I am most excited about branching off and working in another neighbourhood. We’ve done work in Jane and Finch, Dorset Park, Weston-Mount Dennis, Jamestown, Cabbagetown and Weston-Pellam Park, so I am always excited to expand our reach. And it’s more than just going into another neighbourhood and running a workshop; it’s about learning from that community and the young people within it. Building relationships and networks. These opportunities are learning experiences for the team as much as they are for the young people who participate in our programs.

What are some practical ways we can help BWIM?

Promotion and Marketing – any way you can get the word out to people about what we do/have coming up for people who want to get involved, join our team, participate in our programs, donate, collaborate, etc. Visit here and get involved.

What do you wish people knew about what it’s like being a Black woman in Toronto?

I think I’ve always felt that I’ve had to be twice as smart, work twice as hard, know twice as many people, be twice as pretty…the list goes on. I never felt good enough as a Black woman. But I don’t think that is specific to Toronto alone. Despite what many people think, racism exists. The idea that there is no racism in Canada is absurd. We have racism, bigotry, police brutality and economic discrimination in Toronto and Canada as a whole. Perhaps it’s not as bad as in other parts of the world, but this is still a reality.

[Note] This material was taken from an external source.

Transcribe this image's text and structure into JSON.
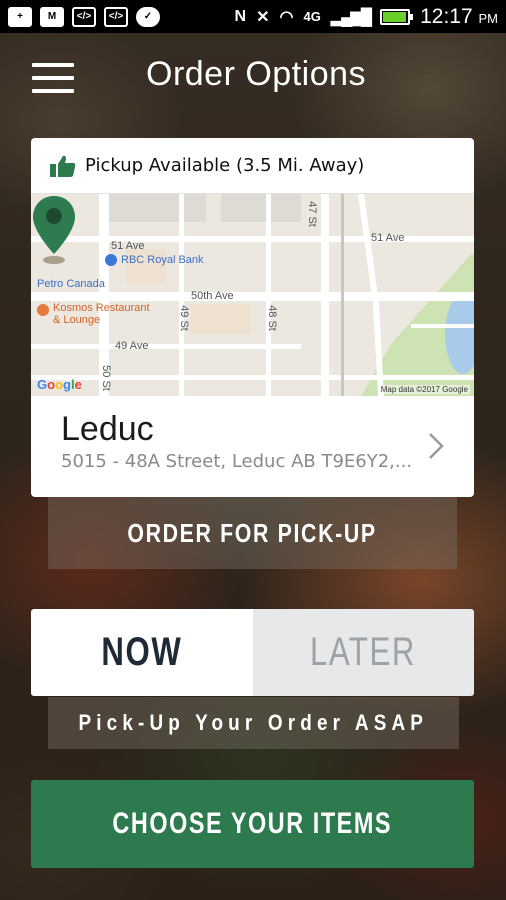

What I want people to know about being a Black woman in the 416 is how brilliant, resilient and unapologetically Black we are. I love being Black. I love Black women from Toronto and abroad. In the city we have a lineup of fierce black women at the frontlines holding it down. Whether it’s Yusra Khogali from Black Lives Matter and her unflinching quest for truth, justice and real action for our people, or Jordyn Samules from Journeys InEquity, who provides specialized education for Black and queer folk, grounded in frameworks of Equity and Anti-Oppression, or Aisha Addo, with the ride-share service DriveHer, which is dedicated to women; Black women in Toronto are MAKING THINGS HAPPEN!

Black women have endured the unfathomable. Make no doubt about it, we’ve endured. And we’re still here. We are poignant, prolific, and radiant. We are creating safe, healthy and culturally centered spaces for creative and unapologetic expression for Black people and people of colour. We are drawing strength from our Blackness. We are fighting for justice. We are culturally aware of our ancestry and educating others so they can be as well. We are activists, doctors, lawyers. We slaying this S%&*. Despite all the odds against us. We. Are. Slaying.